The Whitewater School Board Election (6) (‘Parents reasonably hope that their children receive education in language, mathematics, and science. Determining how much they’ve learned often falls to standardized tests, including the ACT. These standardized tests are imperfect yet useful measures of overall performance….It’s not school board candidates, however, who have the key obligation to assure that students’ understanding of fundamentals is sound. It’s the superintendent, administrators, and faculty members. They are the ones who are employed full-time in our district. Each and every regular school board meeting in this district should have a report on academic progress, and what is being done to improve learning, and support those who are teaching’).

The Whitewater School Board Election (7) (‘A school board race, on terms of conventional educational and managerial policy? Fair enough, that’s much needed here. An internecine culture war in this district, with a candidate who calls for regression? Wrong to begin, but right to defend against. Supporters throwing anything and everything at the wall — a torrent of lies, fallacies, and substandard English — to see what sticks? These overwrought men who flinch and squeal at even the slightest critique must think others are made of sugar. So be it; it doesn’t matter half so much how these men think as how one responds’).

After the Spring Election in Whitewater (‘Big changes require big discussions. Those aren’t discussions with a board, or the district leadership team, they’re discussions with the community. Those aren’t discussions through a board, administrator, or principal, they are discussions from the superintendent directly with the community in large settings….It’s now clear that the administration will not be able to carry on successfully without a dialogue and reconciliation with community groups. There’s been some talk about the role of the superintendent and the board, but that’s secondary as a practical matter. It’s the relationship of the superintendent to the community that this electorate expects to be addressed’). 

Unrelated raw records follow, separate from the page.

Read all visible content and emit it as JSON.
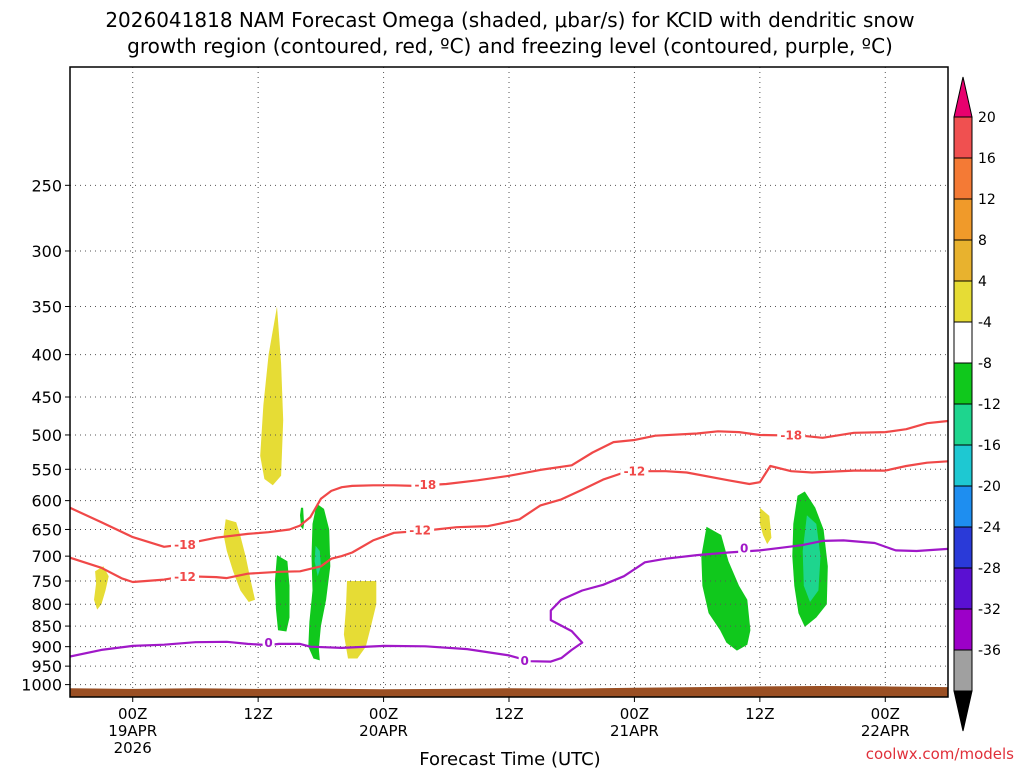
{
  "title_line1": "2026041818 NAM Forecast Omega (shaded, μbar/s) for KCID with dendritic snow",
  "title_line2": "growth region (contoured, red, ºC) and freezing level (contoured, purple, ºC)",
  "credit": "coolwx.com/models",
  "chart_data": {
    "type": "heatmap",
    "xlabel": "Forecast Time (UTC)",
    "ylabel": "",
    "x_unit": "hours from 2026-04-18 18Z",
    "xlim": [
      0,
      84
    ],
    "ylim": [
      1035,
      180
    ],
    "y_scale": "log-pressure (inverted)",
    "grid": true,
    "y_ticks": [
      250,
      300,
      350,
      400,
      450,
      500,
      550,
      600,
      650,
      700,
      750,
      800,
      850,
      900,
      950,
      1000
    ],
    "x_ticks": [
      {
        "x": 6,
        "lines": [
          "00Z",
          "19APR",
          "2026"
        ]
      },
      {
        "x": 18,
        "lines": [
          "12Z"
        ]
      },
      {
        "x": 30,
        "lines": [
          "00Z",
          "20APR"
        ]
      },
      {
        "x": 42,
        "lines": [
          "12Z"
        ]
      },
      {
        "x": 54,
        "lines": [
          "00Z",
          "21APR"
        ]
      },
      {
        "x": 66,
        "lines": [
          "12Z"
        ]
      },
      {
        "x": 78,
        "lines": [
          "00Z",
          "22APR"
        ]
      }
    ],
    "colorbar": {
      "levels": [
        {
          "label": "20",
          "color": "#f05050"
        },
        {
          "label": "16",
          "color": "#f47a35"
        },
        {
          "label": "12",
          "color": "#f09a2a"
        },
        {
          "label": "8",
          "color": "#e8b22e"
        },
        {
          "label": "4",
          "color": "#e6dc35"
        },
        {
          "label": "-4",
          "color": "#ffffff"
        },
        {
          "label": "-8",
          "color": "#10c81c"
        },
        {
          "label": "-12",
          "color": "#1ed58e"
        },
        {
          "label": "-16",
          "color": "#1ec8d2"
        },
        {
          "label": "-20",
          "color": "#1e8ef0"
        },
        {
          "label": "-24",
          "color": "#2a3ad8"
        },
        {
          "label": "-28",
          "color": "#5a10d2"
        },
        {
          "label": "-32",
          "color": "#9c00c8"
        },
        {
          "label": "-36",
          "color": "#a0a0a0"
        }
      ],
      "top_arrow_color": "#e8006e",
      "bottom_arrow_color": "#000000"
    },
    "series": [
      {
        "name": "-18",
        "color": "#f04848",
        "points": [
          [
            0,
            612
          ],
          [
            3,
            637
          ],
          [
            6,
            664
          ],
          [
            9,
            682
          ],
          [
            11,
            677
          ],
          [
            14,
            665
          ],
          [
            17,
            658
          ],
          [
            19,
            655
          ],
          [
            21,
            650
          ],
          [
            22,
            643
          ],
          [
            23,
            628
          ],
          [
            24,
            597
          ],
          [
            25,
            584
          ],
          [
            26,
            578
          ],
          [
            27,
            576
          ],
          [
            29,
            575
          ],
          [
            31,
            575
          ],
          [
            33,
            576
          ],
          [
            36,
            573
          ],
          [
            39,
            567
          ],
          [
            42,
            560
          ],
          [
            45,
            551
          ],
          [
            48,
            544
          ],
          [
            50,
            525
          ],
          [
            52,
            510
          ],
          [
            54,
            507
          ],
          [
            56,
            501
          ],
          [
            60,
            498
          ],
          [
            62,
            495
          ],
          [
            64,
            496
          ],
          [
            66,
            500
          ],
          [
            70,
            501
          ],
          [
            72,
            504
          ],
          [
            75,
            497
          ],
          [
            78,
            496
          ],
          [
            80,
            492
          ],
          [
            82,
            484
          ],
          [
            84,
            481
          ]
        ]
      },
      {
        "name": "-12",
        "color": "#f04848",
        "points": [
          [
            0,
            703
          ],
          [
            3,
            723
          ],
          [
            5,
            745
          ],
          [
            6,
            752
          ],
          [
            9,
            747
          ],
          [
            11,
            740
          ],
          [
            14,
            742
          ],
          [
            15,
            744
          ],
          [
            17,
            735
          ],
          [
            20,
            731
          ],
          [
            22,
            730
          ],
          [
            24,
            720
          ],
          [
            25,
            705
          ],
          [
            26,
            700
          ],
          [
            27,
            693
          ],
          [
            29,
            670
          ],
          [
            31,
            656
          ],
          [
            34,
            652
          ],
          [
            37,
            646
          ],
          [
            40,
            644
          ],
          [
            41,
            640
          ],
          [
            43,
            632
          ],
          [
            45,
            608
          ],
          [
            47,
            598
          ],
          [
            49,
            582
          ],
          [
            51,
            566
          ],
          [
            53,
            555
          ],
          [
            55,
            553
          ],
          [
            57,
            553
          ],
          [
            59,
            555
          ],
          [
            63,
            567
          ],
          [
            65,
            573
          ],
          [
            66,
            570
          ],
          [
            67,
            545
          ],
          [
            69,
            553
          ],
          [
            71,
            555
          ],
          [
            75,
            552
          ],
          [
            78,
            552
          ],
          [
            80,
            545
          ],
          [
            82,
            540
          ],
          [
            84,
            538
          ]
        ]
      },
      {
        "name": "0",
        "color": "#a018c8",
        "points": [
          [
            0,
            925
          ],
          [
            3,
            908
          ],
          [
            6,
            898
          ],
          [
            9,
            895
          ],
          [
            12,
            889
          ],
          [
            15,
            888
          ],
          [
            17,
            893
          ],
          [
            19,
            896
          ],
          [
            20,
            893
          ],
          [
            22,
            893
          ],
          [
            23,
            900
          ],
          [
            26,
            903
          ],
          [
            30,
            898
          ],
          [
            34,
            899
          ],
          [
            38,
            906
          ],
          [
            42,
            922
          ],
          [
            44,
            937
          ],
          [
            46,
            938
          ],
          [
            47,
            929
          ],
          [
            48,
            908
          ],
          [
            49,
            890
          ],
          [
            48,
            862
          ],
          [
            46,
            836
          ],
          [
            46,
            814
          ],
          [
            47,
            790
          ],
          [
            49,
            770
          ],
          [
            51,
            758
          ],
          [
            53,
            740
          ],
          [
            55,
            712
          ],
          [
            57,
            705
          ],
          [
            60,
            698
          ],
          [
            63,
            693
          ],
          [
            66,
            689
          ],
          [
            68,
            684
          ],
          [
            70,
            679
          ],
          [
            72,
            671
          ],
          [
            74,
            670
          ],
          [
            77,
            675
          ],
          [
            79,
            689
          ],
          [
            81,
            690
          ],
          [
            84,
            686
          ]
        ]
      }
    ],
    "contour_labels": [
      {
        "text": "-18",
        "x": 11,
        "y": 678,
        "color": "#f04848"
      },
      {
        "text": "-12",
        "x": 11,
        "y": 741,
        "color": "#f04848"
      },
      {
        "text": "0",
        "x": 19,
        "y": 890,
        "color": "#a018c8"
      },
      {
        "text": "-18",
        "x": 34,
        "y": 574,
        "color": "#f04848"
      },
      {
        "text": "-12",
        "x": 33.5,
        "y": 651,
        "color": "#f04848"
      },
      {
        "text": "0",
        "x": 43.5,
        "y": 935,
        "color": "#a018c8"
      },
      {
        "text": "-12",
        "x": 54,
        "y": 553,
        "color": "#f04848"
      },
      {
        "text": "0",
        "x": 64.5,
        "y": 684,
        "color": "#a018c8"
      },
      {
        "text": "-18",
        "x": 69,
        "y": 500,
        "color": "#f04848"
      }
    ],
    "shaded_regions": [
      {
        "level": "4",
        "color": "#e6dc35",
        "points": [
          [
            2.4,
            730
          ],
          [
            3.2,
            720
          ],
          [
            3.7,
            740
          ],
          [
            3.4,
            770
          ],
          [
            3.0,
            800
          ],
          [
            2.6,
            812
          ],
          [
            2.3,
            790
          ],
          [
            2.5,
            755
          ]
        ]
      },
      {
        "level": "4",
        "color": "#e6dc35",
        "points": [
          [
            14.9,
            632
          ],
          [
            15.9,
            637
          ],
          [
            16.3,
            662
          ],
          [
            16.8,
            700
          ],
          [
            17.3,
            750
          ],
          [
            17.7,
            790
          ],
          [
            17.1,
            795
          ],
          [
            16.3,
            770
          ],
          [
            15.6,
            730
          ],
          [
            15.0,
            690
          ],
          [
            14.7,
            660
          ]
        ]
      },
      {
        "level": "4",
        "color": "#e6dc35",
        "points": [
          [
            19.8,
            350
          ],
          [
            20.2,
            410
          ],
          [
            20.4,
            480
          ],
          [
            20.2,
            560
          ],
          [
            19.4,
            575
          ],
          [
            18.6,
            565
          ],
          [
            18.2,
            530
          ],
          [
            18.5,
            460
          ],
          [
            19.0,
            400
          ]
        ]
      },
      {
        "level": "4",
        "color": "#e6dc35",
        "points": [
          [
            26.5,
            750
          ],
          [
            29.3,
            750
          ],
          [
            29.3,
            800
          ],
          [
            28.8,
            850
          ],
          [
            28.3,
            900
          ],
          [
            27.5,
            930
          ],
          [
            26.6,
            930
          ],
          [
            26.2,
            870
          ],
          [
            26.4,
            810
          ]
        ]
      },
      {
        "level": "4",
        "color": "#e6dc35",
        "points": [
          [
            66.0,
            612
          ],
          [
            66.9,
            626
          ],
          [
            67.1,
            665
          ],
          [
            66.7,
            677
          ],
          [
            66.3,
            660
          ],
          [
            66.0,
            640
          ]
        ]
      },
      {
        "level": "-8",
        "color": "#10c81c",
        "points": [
          [
            19.8,
            698
          ],
          [
            20.8,
            710
          ],
          [
            21.0,
            760
          ],
          [
            21.0,
            830
          ],
          [
            20.7,
            863
          ],
          [
            19.9,
            860
          ],
          [
            19.7,
            810
          ],
          [
            19.6,
            750
          ]
        ]
      },
      {
        "level": "-8",
        "color": "#10c81c",
        "points": [
          [
            22.1,
            612
          ],
          [
            22.3,
            612
          ],
          [
            22.4,
            640
          ],
          [
            22.3,
            650
          ],
          [
            22.1,
            645
          ],
          [
            22.0,
            625
          ]
        ]
      },
      {
        "level": "-8",
        "color": "#10c81c",
        "points": [
          [
            23.6,
            605
          ],
          [
            24.3,
            614
          ],
          [
            24.8,
            650
          ],
          [
            24.9,
            720
          ],
          [
            24.5,
            790
          ],
          [
            24.0,
            850
          ],
          [
            23.8,
            905
          ],
          [
            23.9,
            935
          ],
          [
            23.3,
            930
          ],
          [
            22.8,
            900
          ],
          [
            22.9,
            840
          ],
          [
            23.2,
            770
          ],
          [
            23.1,
            700
          ],
          [
            23.2,
            640
          ]
        ]
      },
      {
        "level": "-8",
        "color": "#10c81c",
        "points": [
          [
            60.9,
            645
          ],
          [
            62.3,
            660
          ],
          [
            63.0,
            710
          ],
          [
            64.0,
            760
          ],
          [
            64.8,
            790
          ],
          [
            65.1,
            860
          ],
          [
            64.8,
            895
          ],
          [
            63.8,
            910
          ],
          [
            62.8,
            890
          ],
          [
            62.2,
            860
          ],
          [
            61.1,
            820
          ],
          [
            60.5,
            760
          ],
          [
            60.4,
            700
          ]
        ]
      },
      {
        "level": "-8",
        "color": "#10c81c",
        "points": [
          [
            69.6,
            592
          ],
          [
            70.3,
            585
          ],
          [
            71.3,
            612
          ],
          [
            72.1,
            650
          ],
          [
            72.5,
            720
          ],
          [
            72.4,
            800
          ],
          [
            71.4,
            830
          ],
          [
            70.3,
            852
          ],
          [
            69.7,
            820
          ],
          [
            69.3,
            760
          ],
          [
            69.1,
            700
          ],
          [
            69.2,
            640
          ]
        ]
      },
      {
        "level": "-12",
        "color": "#1ed58e",
        "points": [
          [
            23.5,
            680
          ],
          [
            23.9,
            690
          ],
          [
            24.0,
            720
          ],
          [
            23.7,
            740
          ],
          [
            23.4,
            710
          ]
        ]
      },
      {
        "level": "-12",
        "color": "#1ed58e",
        "points": [
          [
            70.5,
            625
          ],
          [
            71.4,
            640
          ],
          [
            71.8,
            700
          ],
          [
            71.6,
            770
          ],
          [
            70.8,
            795
          ],
          [
            70.2,
            760
          ],
          [
            70.1,
            690
          ]
        ]
      }
    ],
    "surface": {
      "color": "#9a4f23",
      "top": [
        [
          0,
          1010
        ],
        [
          6,
          1012
        ],
        [
          12,
          1010
        ],
        [
          18,
          1012
        ],
        [
          24,
          1011
        ],
        [
          30,
          1013
        ],
        [
          36,
          1012
        ],
        [
          42,
          1010
        ],
        [
          48,
          1011
        ],
        [
          54,
          1009
        ],
        [
          60,
          1007
        ],
        [
          66,
          1005
        ],
        [
          72,
          1004
        ],
        [
          78,
          1005
        ],
        [
          84,
          1007
        ]
      ]
    }
  }
}
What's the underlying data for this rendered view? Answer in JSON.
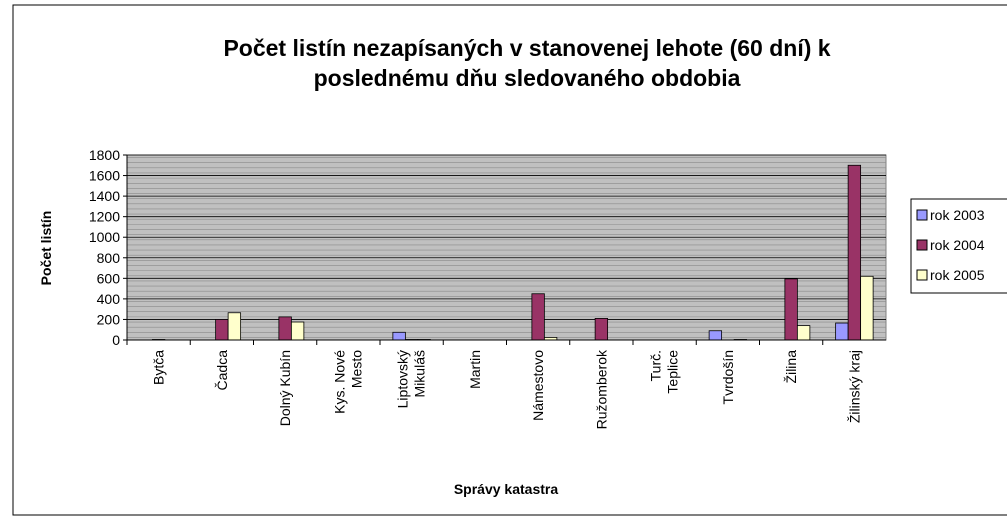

‘Some College, No Degree’ Isn’t Whitewater’s Problem (‘A thousand times over: Whitewater’s fundamental challenge is graduating students from Whitewater High School so that they remain engaged, lifelong learners. Students must be able to read, write, and reason adequately. These skills are not deferred talents, to be acquired in trade schools, colleges, graduate or professional programs, or only after one finds a job. This should be the mandate for our district: we are to achieve literacy, basic mathematics, and reasoning abilities in our students before they are graduated. It is impossible — impossible, damn it  — to believe that it cannot be done. There must be no letting go, no yielding, of this conviction’).

What’s the Whitewater Unified School District Board’s Mandate? (‘If the board majority now decides to embark on policies that might have been raised during the election but were not, then that majority owes the community a thorough explanation why those policies are being advanced only after the election’).

What about Management of the Whitewater Unified School District? Wasn’t That an Issue in the Last Election? (‘It is, by the way, the board’s obligation to oversee (literally, to supervise). Candidates who will not speak openly and plainly of officials before an election, but instead only sotto voce among themselves and their allies in the community, have not presented serious matters seriously. Incumbents who have said too little in the public meetings they have for years attended have similarly failed in their obligation to transparent, responsible government. Talking to your friends and cronies is not good government. Scheming with a few trolls is not good government. Crafting tactics to see what sticks is not good government. There are no monarchs or aristocrats here, and no secret rituals. We have a Whitewater Unified School District and not a Whitewater United Magic Kingdom’).

The Pool (‘The rational course is a settlement that assures ongoing operation at minimal cost while further discussions on medium and long-term solutions are crafted. A reduction in political temperature — down to, let’s say, negative 30 Fahrenheit — would serve this community well’).